Alladi Ramakrishnan Hall

Self-adjusting binary search trees: What makes them tick?

Laszlo Kozma

Saarland University

Many of the nice properties of splay trees [Sleator and Tarjan, 1983] are captured by the so-called access lemma. What makes a self-adjusting binary search tree (BST) satisfy the access lemma? After each access, self-adjusting BSTs replace the search path by a tree on the same set of nodes (the after-tree). We identify two simple combinatorial properties of the search path and the after-tree that imply the access lemma.

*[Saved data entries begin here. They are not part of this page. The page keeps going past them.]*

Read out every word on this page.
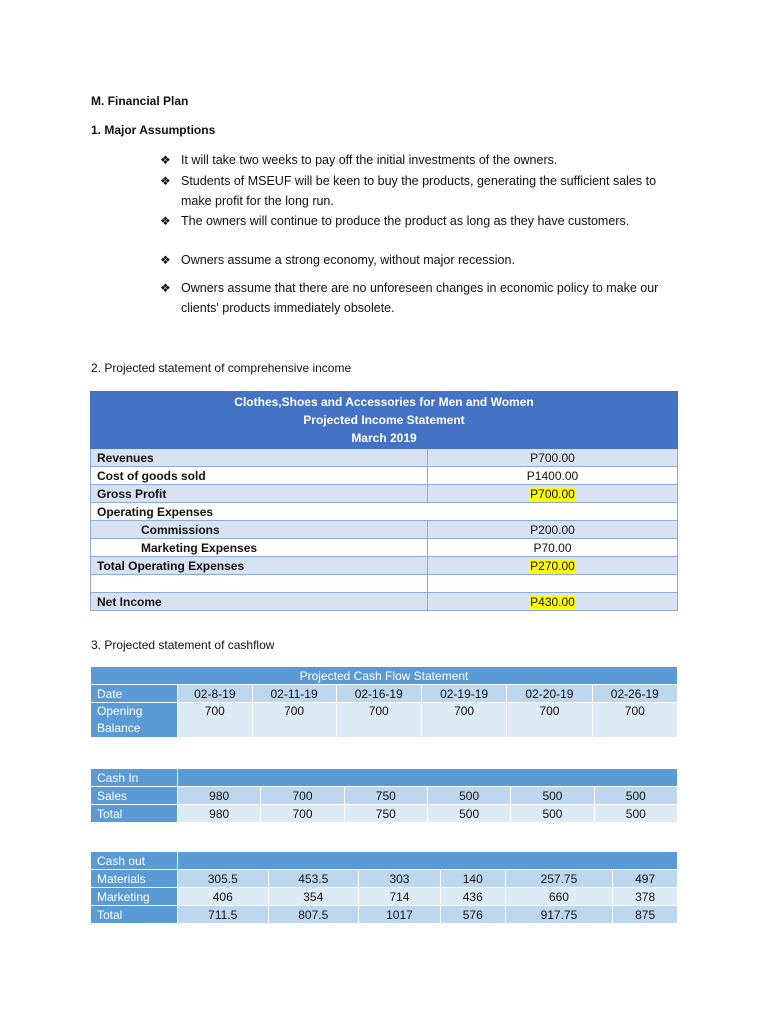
M. Financial Plan
1. Major Assumptions
❖ It will take two weeks to pay off the initial investments of the owners.
❖ Students of MSEUF will be keen to buy the products, generating the sufficient sales to make profit for the long run.
❖ The owners will continue to produce the product as long as they have customers.
❖ Owners assume a strong economy, without major recession.
❖ Owners assume that there are no unforeseen changes in economic policy to make our clients' products immediately obsolete.
2. Projected statement of comprehensive income
Clothes,Shoes and Accessories for Men and Women
Projected Income Statement
March 2019	

Revenues	P700.00
Cost of goods sold	P1400.00
Gross Profit	P700.00
Operating Expenses	
Commissions	P200.00
Marketing Expenses	P70.00
Total Operating Expenses	P270.00

Net Income	P430.00
3. Projected statement of cashflow
Projected Cash Flow Statement						
Date	02-8-19	02-11-19	02-16-19	02-19-19	02-20-19	02-26-19

Opening
Balance	700	700	700	700	700	700
Cash In						
Sales	980	700	750	500	500	500
Total	980	700	750	500	500	500
Cash out						
Materials	305.5	453.5	303	140	257.75	497
Marketing	406	354	714	436	660	378
Total	711.5	807.5	1017	576	917.75	875
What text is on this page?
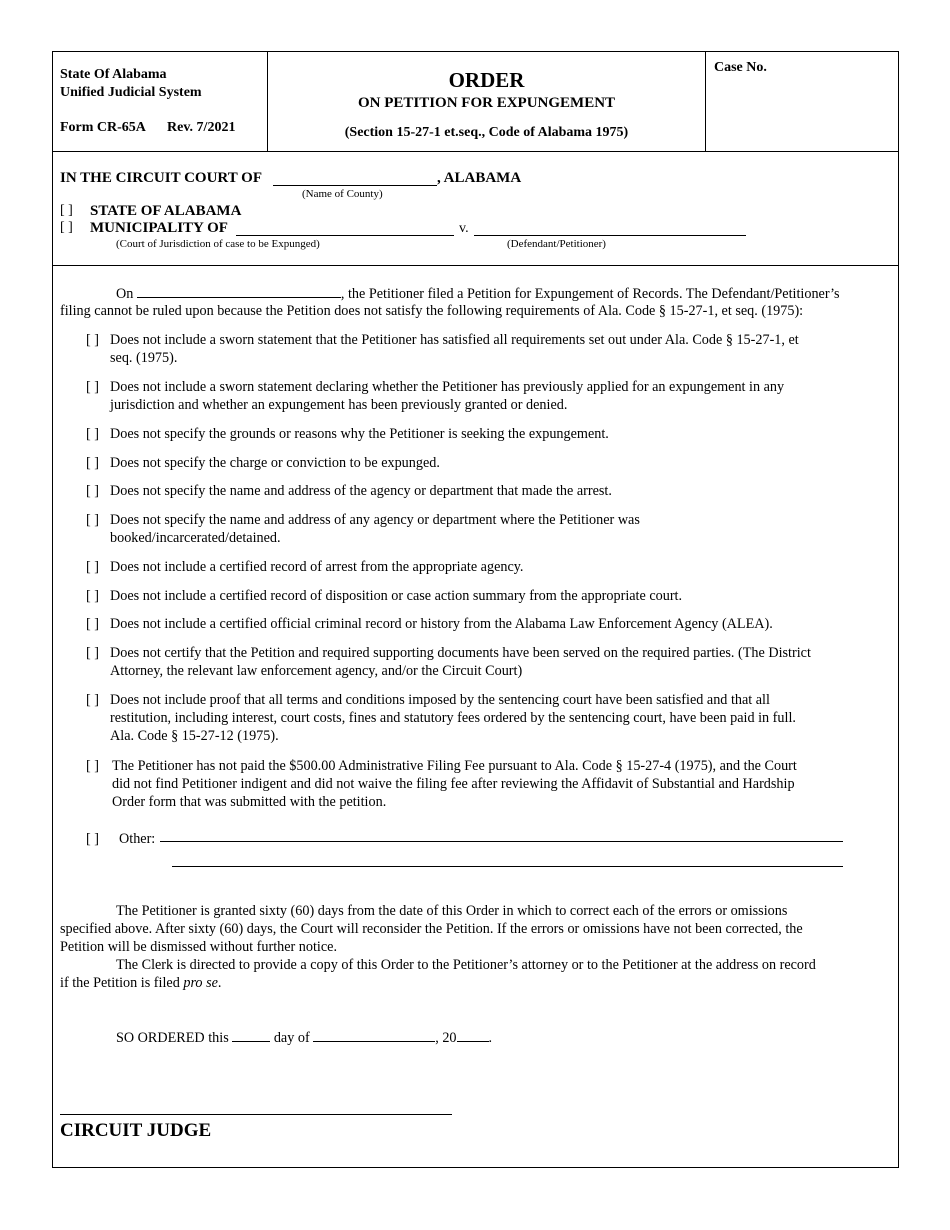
State Of Alabama
Unified Judicial System
Form CR-65A Rev. 7/2021
ORDER
ON PETITION FOR EXPUNGEMENT
(Section 15-27-1 et.seq., Code of Alabama 1975)
Case No.
IN THE CIRCUIT COURT OF	, ALABAMA
(Name of County)
[ ] STATE OF ALABAMA
[ ] MUNICIPALITY OF	v.
(Court of Jurisdiction of case to be Expunged)	(Defendant/Petitioner)
On	, the Petitioner filed a Petition for Expungement of Records. The Defendant/Petitioner’s
filing cannot be ruled upon because the Petition does not satisfy the following requirements of Ala. Code § 15-27-1, et seq. (1975):
[ ] Does not include a sworn statement that the Petitioner has satisfied all requirements set out under Ala. Code § 15-27-1, et
seq. (1975).
[ ] Does not include a sworn statement declaring whether the Petitioner has previously applied for an expungement in any
jurisdiction and whether an expungement has been previously granted or denied.
[ ] Does not specify the grounds or reasons why the Petitioner is seeking the expungement.
[ ] Does not specify the charge or conviction to be expunged.
[ ] Does not specify the name and address of the agency or department that made the arrest.
[ ] Does not specify the name and address of any agency or department where the Petitioner was
booked/incarcerated/detained.
[ ] Does not include a certified record of arrest from the appropriate agency.
[ ] Does not include a certified record of disposition or case action summary from the appropriate court.
[ ] Does not include a certified official criminal record or history from the Alabama Law Enforcement Agency (ALEA).
[ ] Does not certify that the Petition and required supporting documents have been served on the required parties. (The District
Attorney, the relevant law enforcement agency, and/or the Circuit Court)
[ ] Does not include proof that all terms and conditions imposed by the sentencing court have been satisfied and that all
restitution, including interest, court costs, fines and statutory fees ordered by the sentencing court, have been paid in full.
Ala. Code § 15-27-12 (1975).
[ ] The Petitioner has not paid the $500.00 Administrative Filing Fee pursuant to Ala. Code § 15-27-4 (1975), and the Court
did not find Petitioner indigent and did not waive the filing fee after reviewing the Affidavit of Substantial and Hardship
Order form that was submitted with the petition.
[ ] Other:
The Petitioner is granted sixty (60) days from the date of this Order in which to correct each of the errors or omissions
specified above. After sixty (60) days, the Court will reconsider the Petition. If the errors or omissions have not been corrected, the
Petition will be dismissed without further notice.
The Clerk is directed to provide a copy of this Order to the Petitioner’s attorney or to the Petitioner at the address on record
if the Petition is filed pro se.
SO ORDERED this	day of	, 20 .
CIRCUIT JUDGE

Our result (i) implies the access lemma for all minimally self-adjusting BST algorithms for which it was known to hold: splay trees and their generalization to the class of local algorithms [Subramanian, 1996; Georgakopoulos and McClurkin, 2004], as well as Greedy BST [Demaine et al., 2009; Fox, 2011], (ii) implies that any BST algorithm that fulfills a certain depth halving condition satisfies the access lemma, addressing an open question that was raised several times since 1983, and (iii) yields an extremely short proof for the O(log n log log n) amortized access cost for the path-balance heuristic (proposed by Sleator), matching to a lower-order factor the best known bound [Balasubramanian and Raman, 1995].

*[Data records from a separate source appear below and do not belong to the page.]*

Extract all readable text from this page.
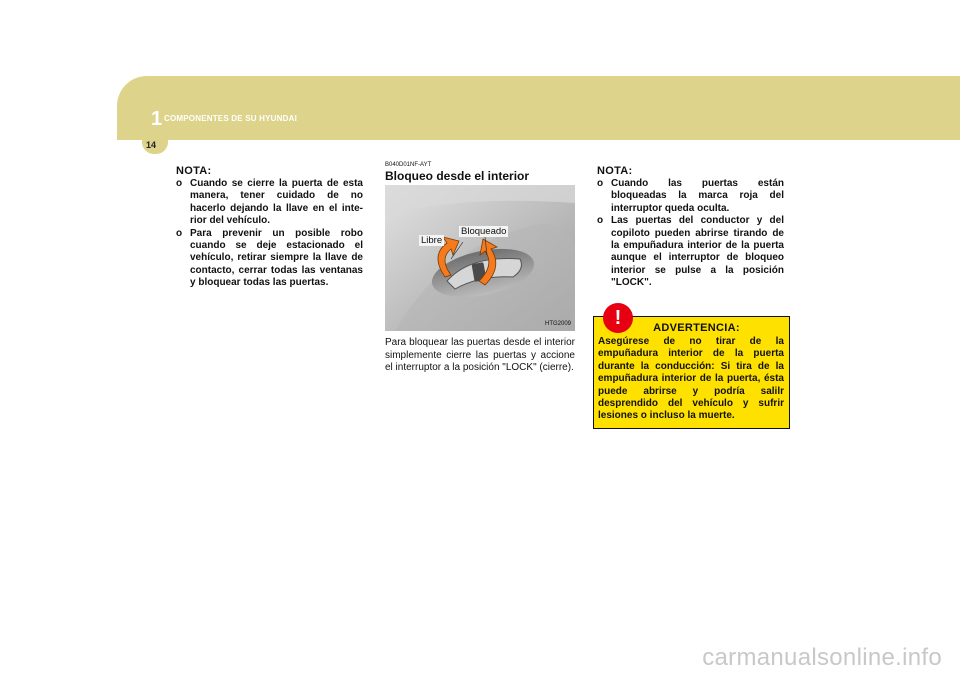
1 COMPONENTES DE SU HYUNDAI
14
NOTA:
o Cuando se cierre la puerta de esta manera, tener cuidado de no hacerlo dejando la llave en el inte-rior del vehículo.
o Para prevenir un posible robo cuando se deje estacionado el vehículo, retirar siempre la llave de contacto, cerrar todas las ventanas y bloquear todas las puertas.
B040D01NF-AYT
Bloqueo desde el interior
Libre
Bloqueado
HTG2009
Para bloquear las puertas desde el interior simplemente cierre las puertas y accione el interruptor a la posición "LOCK" (cierre).
NOTA:
o Cuando las puertas están bloqueadas la marca roja del interruptor queda oculta.
o Las puertas del conductor y del copiloto pueden abrirse tirando de la empuñadura interior de la puerta aunque el interruptor de bloqueo interior se pulse a la posición "LOCK".
ADVERTENCIA:
Asegúrese de no tirar de la empuñadura interior de la puerta durante la conducción: Si tira de la empuñadura interior de la puerta, ésta puede abrirse y podría salilr desprendido del vehículo y sufrir lesiones o incluso la muerte.
!
carmanualsonline.info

Our first combinatorial property is equivalent to "locality". We show that any BST-algorithm that satisfies the access lemma via the sum-of-logarithms potential is necessarily local. Our second property is a condition on the number of leaves in the after-tree. We show that a weak form of this property has to be satisfied by any efficient local BST.

Despite its simplicity, the BST model poses many intriguing open questions, the most important of which is the dynamic optimality conjecture. In the second part of the talk I will describe this conjecture and some closely related questions, as well as some recent related work.

(joint work with Parinya Chalermsook, Mayank Goswami, Kurt Mehlhorn, and Thatchaphol Saranurak)